We get to Scotty's junction - the most north eastern entrance of the park. Amazed at how much distance you can cover going at 100 km / hour, instead of the 50 we were used to taking back roads or going up mountains.
Here - we coast downwards... for hours. Death Valley is 85 m below sea level and we started out at around 3500 feet elevation. It's is the hottest place in North America, and folks round here don't even dare go in the scorching summer heat. In fact it was a clause in our rental agreement - NO TRAVEL TO DEATH VALLEY April - October.

Beautiful rolling slopping hills and trees are a welcome sight, but quickly transform into the rocks and dessert that we had grown to love. After about an hour we are surrounded again by dry arid land, bare desert, back roads and no one in sight.

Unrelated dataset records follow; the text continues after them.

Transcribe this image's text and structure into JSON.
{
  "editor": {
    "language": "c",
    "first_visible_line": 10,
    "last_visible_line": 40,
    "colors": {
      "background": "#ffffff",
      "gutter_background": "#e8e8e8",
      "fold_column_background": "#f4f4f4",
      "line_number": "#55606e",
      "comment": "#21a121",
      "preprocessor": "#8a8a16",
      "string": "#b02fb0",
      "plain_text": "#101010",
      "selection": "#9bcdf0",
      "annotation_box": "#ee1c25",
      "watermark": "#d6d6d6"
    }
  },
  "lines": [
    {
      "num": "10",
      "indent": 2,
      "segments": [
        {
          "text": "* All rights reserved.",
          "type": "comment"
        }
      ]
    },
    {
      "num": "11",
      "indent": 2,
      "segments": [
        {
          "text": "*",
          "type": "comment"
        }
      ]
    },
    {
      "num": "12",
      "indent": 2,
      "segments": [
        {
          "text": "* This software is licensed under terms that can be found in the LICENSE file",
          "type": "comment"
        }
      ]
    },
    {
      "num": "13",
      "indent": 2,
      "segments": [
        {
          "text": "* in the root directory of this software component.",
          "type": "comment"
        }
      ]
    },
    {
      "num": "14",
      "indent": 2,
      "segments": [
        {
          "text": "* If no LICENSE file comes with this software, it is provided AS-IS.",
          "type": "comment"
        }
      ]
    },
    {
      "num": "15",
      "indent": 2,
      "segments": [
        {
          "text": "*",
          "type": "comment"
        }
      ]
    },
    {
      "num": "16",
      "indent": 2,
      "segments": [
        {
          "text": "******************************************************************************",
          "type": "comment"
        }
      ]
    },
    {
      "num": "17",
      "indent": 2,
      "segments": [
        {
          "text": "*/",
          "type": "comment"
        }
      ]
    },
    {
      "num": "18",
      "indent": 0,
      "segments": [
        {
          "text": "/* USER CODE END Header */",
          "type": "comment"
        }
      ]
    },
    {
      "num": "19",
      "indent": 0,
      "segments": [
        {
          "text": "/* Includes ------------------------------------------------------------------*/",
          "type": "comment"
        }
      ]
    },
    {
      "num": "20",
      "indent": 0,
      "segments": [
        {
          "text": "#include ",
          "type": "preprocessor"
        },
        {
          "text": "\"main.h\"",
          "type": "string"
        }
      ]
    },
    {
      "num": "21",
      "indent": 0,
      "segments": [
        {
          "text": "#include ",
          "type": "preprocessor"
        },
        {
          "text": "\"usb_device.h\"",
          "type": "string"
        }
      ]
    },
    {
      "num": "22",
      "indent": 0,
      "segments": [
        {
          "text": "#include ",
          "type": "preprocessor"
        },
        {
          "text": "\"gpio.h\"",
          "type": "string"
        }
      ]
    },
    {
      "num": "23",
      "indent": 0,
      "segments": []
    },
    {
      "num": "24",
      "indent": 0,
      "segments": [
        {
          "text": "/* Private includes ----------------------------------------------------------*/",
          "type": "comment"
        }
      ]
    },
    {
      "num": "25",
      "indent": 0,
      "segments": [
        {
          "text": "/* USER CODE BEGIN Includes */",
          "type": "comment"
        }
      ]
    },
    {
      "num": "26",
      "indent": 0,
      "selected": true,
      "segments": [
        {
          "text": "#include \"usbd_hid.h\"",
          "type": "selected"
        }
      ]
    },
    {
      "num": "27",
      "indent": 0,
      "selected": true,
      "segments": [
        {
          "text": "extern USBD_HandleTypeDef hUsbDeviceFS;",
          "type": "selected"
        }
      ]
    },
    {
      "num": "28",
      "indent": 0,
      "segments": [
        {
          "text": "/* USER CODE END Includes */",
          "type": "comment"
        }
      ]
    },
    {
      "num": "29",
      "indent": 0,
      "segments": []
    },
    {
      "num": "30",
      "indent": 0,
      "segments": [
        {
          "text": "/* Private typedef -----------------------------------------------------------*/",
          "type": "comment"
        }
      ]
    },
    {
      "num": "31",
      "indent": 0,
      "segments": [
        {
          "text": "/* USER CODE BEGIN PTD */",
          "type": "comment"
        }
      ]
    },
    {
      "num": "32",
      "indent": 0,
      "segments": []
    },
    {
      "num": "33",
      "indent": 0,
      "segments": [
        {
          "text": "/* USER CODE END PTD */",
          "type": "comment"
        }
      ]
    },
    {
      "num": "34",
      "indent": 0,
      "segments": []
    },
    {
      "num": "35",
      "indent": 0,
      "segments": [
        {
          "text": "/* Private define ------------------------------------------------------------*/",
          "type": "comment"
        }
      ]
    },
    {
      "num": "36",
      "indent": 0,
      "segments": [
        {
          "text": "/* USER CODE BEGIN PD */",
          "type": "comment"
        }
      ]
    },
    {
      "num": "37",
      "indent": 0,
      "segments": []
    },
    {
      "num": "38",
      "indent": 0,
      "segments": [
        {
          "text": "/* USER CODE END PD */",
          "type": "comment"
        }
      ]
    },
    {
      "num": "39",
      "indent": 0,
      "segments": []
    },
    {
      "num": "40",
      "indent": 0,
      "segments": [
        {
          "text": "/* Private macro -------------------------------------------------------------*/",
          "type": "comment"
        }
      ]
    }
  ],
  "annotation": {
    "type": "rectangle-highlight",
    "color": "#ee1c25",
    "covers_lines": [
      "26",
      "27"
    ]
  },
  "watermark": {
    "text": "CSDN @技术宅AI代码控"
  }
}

Now it's my turn to see a UFO - an Unbelievable Flying Object.
"Hilary - what's that over there?" I say as I point to something small, and red floating in the huge expanse of beige rocky empty land.
"It's a red balloon"
"Are you sure?"
"Yeah, it's far off, but I'm pretty sure."
"That's what I thought. pull over"

I try to take pictures.. but the digital zoom, and the bright dessert sunlight just make the balloon look like a misplaced pixel.
We had seen several giant red Cloudbusters on the trip - I pointed them out in Santa Ana, at the used car dealership next to the place where we picked up the Hale Pua from Bill. I felt like they were some kind of reminder. Reminder of why I was out here.
but this.
this little rogue red balloon, floating out into my periphery, as if it had followed me and had come out to play - in the middle of fucking nowhere - this was unbelievable

"What does that signify for you?"Hilary asked me after I got back in the van.
I couldn't even answer. I just sort of sat there dumbfounded.
But it was a reminder of my reality - a reality that I had finally fully accepted.
and felt, from the bottoms of my dusty salty boots, so very ready to move on from.

"let's just keep driving" I said to her, and we did.